# no need to tip. ever. Screw You!



## georgiahomeboy (Dec 24, 2016)

tipping now huh? after U(ber) create the most unappreciative society of people ever you ask them now to tip. Screw you!


----------



## tohunt4me (Nov 23, 2015)

georgiahomeboy said:


> tipping now huh? after U(ber) create the most unappreciative society of people ever you ask them now to tip. Screw you!


It is what it is.


----------



## Jufkii (Sep 17, 2015)

georgiahomeboy said:


> tipping now huh? after U(ber) create the most unappreciative society of people ever you ask them now to tip. Screw you!

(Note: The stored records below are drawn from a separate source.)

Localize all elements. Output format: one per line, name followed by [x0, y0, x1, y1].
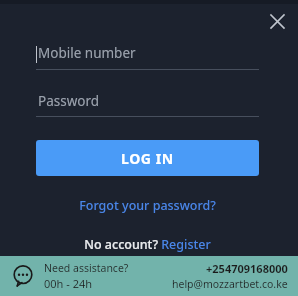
staticText: LOG IN [121, 149, 174, 168]
staticText: Password [38, 92, 100, 110]
button[interactable]: LOG IN [36, 140, 259, 176]
staticText: 00h - 24h [44, 276, 93, 291]
button[interactable]: Password [36, 92, 259, 110]
button[interactable]: Close [262, 6, 292, 36]
button[interactable]: Chat support [0, 256, 298, 296]
button[interactable]: Mobile number [36, 42, 259, 63]
staticText: No account? Register [84, 236, 211, 253]
staticText: Mobile number [38, 44, 136, 62]
staticText: +254709168000 [206, 261, 288, 276]
staticText: Need assistance? [44, 261, 129, 275]
button[interactable]: Forgot your password? [36, 197, 259, 214]
other: Chat support [12, 265, 34, 287]
staticText: help@mozzartbet.co.ke [172, 277, 288, 291]
button[interactable]: No account? Register [36, 236, 259, 253]
staticText: Forgot your password? [79, 197, 216, 214]
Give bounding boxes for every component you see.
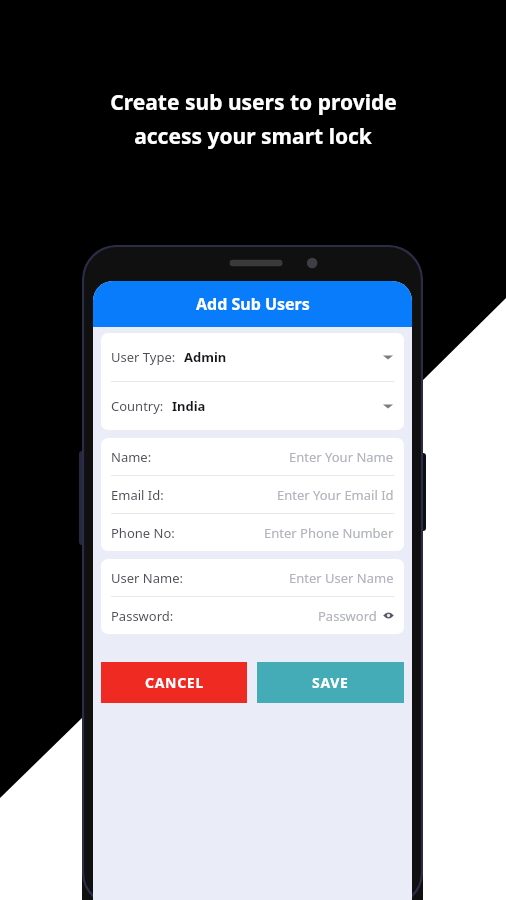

A fellow Uber driver had that same conversation with me whom i gave a ride to this week. She was still hopeful though about the upcoming tip option. Thanked me after the ride and left no tip. Typical . No surprise really after driving enough other Uber drivers over time.


----------



## GriffBetterPtkfgs (Feb 18, 2016)

Jufkii said:


> A fellow Uber driver had that same conversation with me whom i gave a ride to this week. She was still hopeful though about the upcoming tip option. Thanked me after the ride and left no tip. Typical . No surprise really after driving enough other Uber drivers over time.


 Worst is getting drivers taking pool/line, automatic 3 star.


----------